Laigueglia
Con i suoi carruggi, le piazzette a mare, i toni rosa-lilla delle case, Laigueglia ha il fascino di vecchio borgo marinaro perduto ormai dalla maggior parte dei comuni liguri rivieraschi.
Il borgo dei pescatori all’ombra della chiesa Un ambizioso progetto vuole ricongiungere la chiesa al borgo, quando sarà smantellata la ferrovia che ora la separa da esso.
Intanto, dalla spiaggia che d’inverno si riempie di barche variopinte e di reti, e ancor più dal molo in via di riqualificazione, si nota la particolare forma quasi ad anfiteatro dell’abitato, che è l’unico – nel bailamme della costa disseminata di cemento e inutili porti turistici - a non aver alterato gran che la sagoma degli edifici, mantenendone i volumi e le altezze.
Certo, stringe il cuore a vedere com’era il litorale di Laigueglia nelle cartoline d’inizio Novecento, quando furono costruiti i primi alberghi, e ancora non c’era stata la devastazione edilizia del cemento armato a spezzare le antiche armonie.
Ma qui, appunto, il cuore antico è rimasto, continua a pulsare nelle sue piazzette, nei suoi vicoli, nei suoi colori, nel torrione saraceno del 1564, così chiamato perché parte delle postazioni di difesa dalle invasioni piratesche (è l’unico rimasto dei tre originari).
Laigueglia non è ricca di grandi opere d’arte, oltre la parrocchia, ma invita a cercare le espressioni, anche minori, della creatività locale, tutta incentrata sul rapporto col mare.
Da qualsiasi parte si indirizzi lo sguardo, non si può sfuggire ai due campanili, sormontati da cupole in maiolica colorata, della chiesa di San Matteo. Le due croci che svettano in cima ai campanili seguono le direzioni del maestrale e del libeccio.
La parrocchia è il monumento barocco che più rispecchia la storia del paese:
la posa della prima pietra della nuova chiesa si ebbe nel 1715, quando la pesca corallina era al culmine e la popolazione poteva permettersi di ampliare il vecchio oratorio dedicato a San Matteo, la cui fondazione risale, forse, al IV secolo.
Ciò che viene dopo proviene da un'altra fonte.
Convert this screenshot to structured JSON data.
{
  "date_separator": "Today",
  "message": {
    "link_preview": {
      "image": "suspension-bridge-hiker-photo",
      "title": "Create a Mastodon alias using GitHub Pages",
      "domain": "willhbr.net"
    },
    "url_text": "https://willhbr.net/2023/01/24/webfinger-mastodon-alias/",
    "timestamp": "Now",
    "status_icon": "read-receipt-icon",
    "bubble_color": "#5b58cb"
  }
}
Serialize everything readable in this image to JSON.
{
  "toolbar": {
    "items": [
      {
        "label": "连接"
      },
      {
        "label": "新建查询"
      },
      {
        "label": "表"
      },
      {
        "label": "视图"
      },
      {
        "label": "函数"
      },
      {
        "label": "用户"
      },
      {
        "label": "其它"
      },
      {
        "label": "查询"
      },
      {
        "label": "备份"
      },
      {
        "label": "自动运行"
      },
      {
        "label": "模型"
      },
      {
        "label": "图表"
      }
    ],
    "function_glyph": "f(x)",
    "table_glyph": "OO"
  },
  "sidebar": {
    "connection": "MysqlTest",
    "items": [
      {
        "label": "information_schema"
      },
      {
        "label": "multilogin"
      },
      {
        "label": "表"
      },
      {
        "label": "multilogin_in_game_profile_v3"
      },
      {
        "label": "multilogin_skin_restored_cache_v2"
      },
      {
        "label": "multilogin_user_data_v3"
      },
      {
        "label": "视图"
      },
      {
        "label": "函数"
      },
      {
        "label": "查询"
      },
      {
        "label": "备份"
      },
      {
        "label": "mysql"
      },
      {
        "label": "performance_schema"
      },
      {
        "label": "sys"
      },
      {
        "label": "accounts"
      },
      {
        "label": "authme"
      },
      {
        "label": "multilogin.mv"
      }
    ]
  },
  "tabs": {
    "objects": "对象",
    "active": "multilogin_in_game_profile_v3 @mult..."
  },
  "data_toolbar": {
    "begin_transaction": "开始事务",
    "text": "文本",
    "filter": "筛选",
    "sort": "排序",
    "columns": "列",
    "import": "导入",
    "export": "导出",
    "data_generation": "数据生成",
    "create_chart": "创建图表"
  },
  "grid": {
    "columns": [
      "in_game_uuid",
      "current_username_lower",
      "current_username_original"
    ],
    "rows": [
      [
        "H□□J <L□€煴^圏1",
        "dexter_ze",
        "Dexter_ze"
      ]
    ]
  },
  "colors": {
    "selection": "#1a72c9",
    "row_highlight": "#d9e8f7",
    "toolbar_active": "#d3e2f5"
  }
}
La chiesa nella sua forma attuale è frutto di successive trasformazioni avvenute tra il 1754 e il 1783, e di un ulteriore restauro dopo il terremoto del 1887. Presenta una pianta a croce latina e interessanti opere, tra cui l’Assunta del pittore secentesco Bernardo Strozzi, un’acquasantiera in marmo del 1561, la preziosa statuetta dell’Ecce homo, in legno policromo, del celebre scultore ligure Antonio Maragliano (1664-1739) e un’opera di Benedetto Musso, pittore locale che si distingue nell’arte ligure dell’Ottocento per il suo particolare lirismo. Illuminata, di notte, sembra far la guardia al borgo.
Accanto alla parrocchia è da visitare l’oratorio di Santa Maria Maddalena (1616-34), che apparteneva alla congregazione dei Disciplinanti.
Conserva ancora gli originali panconi secenteschi, l’altare di marmo di Dionisio Corte (1673) e la grande pala d’altare di Domenico Piola dedicata alla Maddalena penitente (1676).
Vi sono custoditi anche un prezioso crocifisso con finimenti d’argento, sempre secentesco, e due ex voto: uno raffigurante il naufragio delle barche coralline (1682) e l’altro un attacco dei pirati (1715).
Da una scaletta che sale dalla via Aurelia si raggiunge la solitaria cappella della Madonna delle Penne, costruita dai pescatori di corallo catalani nel XVII secolo.
E’ così chiamata per l’iscrizione che stava alla base della statuetta: Nostra Señora de la peña (nostra Signora della roccia). Sorge, infatti, sulle rocce del promontorio di Capo Mele, luogo mistico come pochi altri, a picco sul mare.
Ex voto di marinai e pescatori si trovano anche nella chiesa dell’Immacolata (1661), recentemente recuperata. Nel borgo, l’edificio che meglio conserva l’aspetto esterno e la distribuzione interna originaria è il palazzo Musso-Piantelli (1698).
Interessanti anche i caratteri architettonici secenteschi della casa in via Dante in cui nacque nel 1798 Gio Batta Libero Badarò, medico, liberale e filantropo, morto in Brasile a fianco degli indigeni contro il governo imperiale. A lui sono dedicate le scuole elementari e il lungomare di ponente.